Updated on July 09, 2022

Comments

  • Insarov
    Insarov almost 2 years

    Problem
    I'm trying to determine what type a document is (e.g. pleading, correspondence, subpoena, etc) by searching through its text, preferably using python. All PDFs are searchable, but I haven't found a solution to parsing it with python and applying a script to search it (short of converting it to a text file first, but that could be resource-intensive for n documents).

    What I've done so far
    I've looked into pypdf, pdfminer, adobe pdf documentation, and any questions here I could find (though none seemed to directly solve this issue). PDFminer seems to have the most potential, but after reading through the documentation I'm not even sure where to begin.
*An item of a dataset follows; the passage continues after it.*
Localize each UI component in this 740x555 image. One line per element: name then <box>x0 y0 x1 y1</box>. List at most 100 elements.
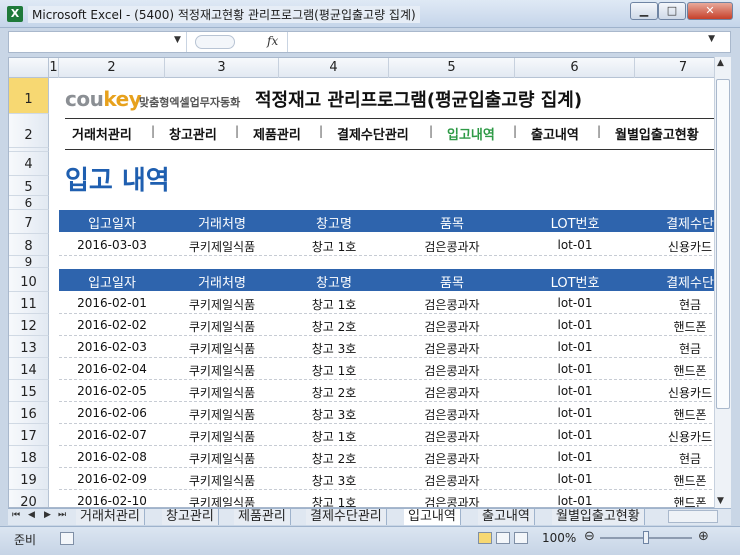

    Is there a simple, effective method for reading PDF text, either by page, line, or the entire document? Or any other workarounds?

  • Hugo Moreno
    Hugo Moreno almost 11 years
    why it's the fastest and most reliable way? Any proofs?
  • Insarov
    Insarov almost 11 years
    If there's a way to convert a PDF to a text file, is there a way to do it without writing an actual new file? Something like reading a document into memory? (At least, in a way that's as straight forward as converting it?).
  • Insarov
    Insarov almost 11 years
    All of the documents were scanned in as pdfs and OCR'ed to become searchable--is that different than what you're describing?
  • MikeHunter
    MikeHunter almost 11 years
    @Insarov, I don't think so, not with pdftotext. But I may be wrong on this, you'll have to check the docs. You can do that with pyPdf and pdfminer, but they are a lot slower than pdftotext, even with pdftotext writing to the file.
  • Paulo Scardine
    Paulo Scardine almost 11 years
    @Insarov: Exactly what I'm talking about, any OCR worth its salary will have the option to output a pure text file along with the PDF file.
  • user1211
    user1211 over 7 years
    I tried using scraperwiki, I am getting The system cannot find the path specified error. @JasTonAChair any help appreciated.
  • venkat
    venkat over 6 years
    @JasTonAChair Am getting error :- BeautifulSoup([your markup]) to this: BeautifulSoup([your markup], "lxml")
  • Emma Yu
    Emma Yu about 5 years
    Hi Amey, just change the "Social" to any text you want to search!
  • Amey P Naik
    Amey P Naik about 5 years
    Hi Emma, searching is not a problem, but I need to replace this word with some other word. ex, replace the word "Social" with "friend".
  • xappppp
    xappppp almost 5 years
    If there is a sizable sample of document in relatively consistent narrative context (not necessarily in format), can we train a AI to understand it, so it can be used to read the text of the PDF files outsided the sample?
  • Paulo Scardine
    Paulo Scardine almost 5 years
    @xappppp given enough time and resources, almost anything is possible.
  • dragon788
    dragon788 almost 4 years
    @Insarov From the pdftotext docs, "If text-file is '-', the text is sent to stdout." So you could pipe this to a search with grep or similar.
  • Mast
    Mast about 3 years
    @AmeyPNaik That would be modifying a PDF, not just reading/searching a PDF. Modifying an existing PDF programmatically without lay-out and formatting problems is even more complicated.
  • Mast
    Mast about 3 years
    Note: on plenty of PDF pages this will only read the header and footer, not the rest of the pages.